Let’s take a deeper look: Protein, lean mass, and energy restriction
A recent study at McMaster University in Canada explored what would happen if people who were on a very low-calorie diet (about 40 percent less than normal energy needs), ate a lot of protein, and worked out hard.
For 4 weeks, a group of young men in their 20s were basically starved, but on a high-protein diet — about 2.4 g/kg.

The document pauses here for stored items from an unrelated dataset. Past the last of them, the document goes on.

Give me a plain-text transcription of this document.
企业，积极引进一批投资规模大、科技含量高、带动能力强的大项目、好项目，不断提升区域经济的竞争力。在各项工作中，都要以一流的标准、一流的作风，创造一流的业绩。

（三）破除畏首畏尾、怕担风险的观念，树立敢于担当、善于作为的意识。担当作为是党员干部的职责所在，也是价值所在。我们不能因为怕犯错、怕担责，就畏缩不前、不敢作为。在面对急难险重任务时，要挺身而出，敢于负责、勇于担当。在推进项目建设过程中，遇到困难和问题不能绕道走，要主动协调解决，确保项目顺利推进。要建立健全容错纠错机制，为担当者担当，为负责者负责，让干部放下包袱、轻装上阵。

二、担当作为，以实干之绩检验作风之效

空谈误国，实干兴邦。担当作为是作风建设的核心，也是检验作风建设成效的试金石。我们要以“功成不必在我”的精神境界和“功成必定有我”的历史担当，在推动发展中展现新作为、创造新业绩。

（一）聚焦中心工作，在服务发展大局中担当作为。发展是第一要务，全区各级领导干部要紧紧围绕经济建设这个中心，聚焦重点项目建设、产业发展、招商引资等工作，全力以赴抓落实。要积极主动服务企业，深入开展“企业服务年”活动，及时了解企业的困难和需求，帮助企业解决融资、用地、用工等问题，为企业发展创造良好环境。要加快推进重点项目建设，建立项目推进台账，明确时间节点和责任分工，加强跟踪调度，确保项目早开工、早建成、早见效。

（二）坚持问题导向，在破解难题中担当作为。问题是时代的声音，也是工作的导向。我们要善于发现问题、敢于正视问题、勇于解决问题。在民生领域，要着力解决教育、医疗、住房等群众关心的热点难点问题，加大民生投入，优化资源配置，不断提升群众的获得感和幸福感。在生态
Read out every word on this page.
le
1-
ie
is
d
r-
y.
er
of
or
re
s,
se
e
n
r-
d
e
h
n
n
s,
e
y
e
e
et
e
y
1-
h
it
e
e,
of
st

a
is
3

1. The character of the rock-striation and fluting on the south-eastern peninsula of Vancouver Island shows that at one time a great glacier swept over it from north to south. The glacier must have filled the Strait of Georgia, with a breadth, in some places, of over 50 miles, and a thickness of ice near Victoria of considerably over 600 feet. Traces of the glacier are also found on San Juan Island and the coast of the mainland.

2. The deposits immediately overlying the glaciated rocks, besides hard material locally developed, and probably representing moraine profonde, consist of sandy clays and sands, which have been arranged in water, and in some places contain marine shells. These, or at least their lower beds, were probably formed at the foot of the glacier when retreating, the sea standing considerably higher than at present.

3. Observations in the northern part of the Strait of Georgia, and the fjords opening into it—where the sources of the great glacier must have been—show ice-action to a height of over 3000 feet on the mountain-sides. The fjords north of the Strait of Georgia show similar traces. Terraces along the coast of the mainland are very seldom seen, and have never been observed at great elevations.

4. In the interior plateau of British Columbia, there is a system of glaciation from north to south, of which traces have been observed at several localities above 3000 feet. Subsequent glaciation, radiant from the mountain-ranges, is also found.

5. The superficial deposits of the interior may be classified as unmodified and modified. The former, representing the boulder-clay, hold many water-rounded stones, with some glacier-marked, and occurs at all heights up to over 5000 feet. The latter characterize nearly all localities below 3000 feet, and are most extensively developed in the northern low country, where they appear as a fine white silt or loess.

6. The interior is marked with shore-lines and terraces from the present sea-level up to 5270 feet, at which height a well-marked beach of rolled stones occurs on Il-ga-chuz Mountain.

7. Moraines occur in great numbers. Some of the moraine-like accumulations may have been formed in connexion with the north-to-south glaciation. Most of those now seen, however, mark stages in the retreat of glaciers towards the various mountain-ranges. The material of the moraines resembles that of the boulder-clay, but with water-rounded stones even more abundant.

So, for instance, a 200 lb (91 kg), relatively active young man whose energy needs would normally be 3000 calories per day might get:
- 1800 calories per day (40 percent less than normal)
- 218 grams of protein per day (2.4 x 91 kg)
This means that out of those 1800 calories per day, about 48 percent of them were from protein.
The men trained hard — lifting weights and doing high-intensity intervals 6 days a week.
After 4 weeks, on average:
- The men gained about 1.2 kg (2.6 lb) of lean body mass (LBM).
- They lost about 4.8 kg (10.5 lb) of fat.
The fact that they lost fat isn’t surprising, though that amount of fat loss in 4 weeks is pretty impressive.
What is surprising is that they gained LBM.
There was a control group, who ate more of a normal-protein, low-energy diet — about 1.2 grams of protein per kg (so, for our 200 lb / 91 kg man, that would be around 109 grams per day). This group, on average:
- Gained 0.1 kg (0.2 lb) of LBM
- Lost 3.5 kg (7.7 lb) of fat
This study was only 4 weeks long, and on a specific population group under close supervision, but it’s a cool experiment that suggests protein might be able to do some nifty things even under difficult and demanding conditions.
It’s particularly useful because it’s a randomized controlled trial. In other words, it’s not a food questionnaire where you try to remember what you ate last year — it’s a direct comparison of two similar groups whose food parameters are being closely monitored.
We don’t recommend a highly restrictive, high-protein diet combined with a Spartan-style workout plan as a long-term strategy, but if you want to try something crazy for 4 weeks, see if you can replicate these results!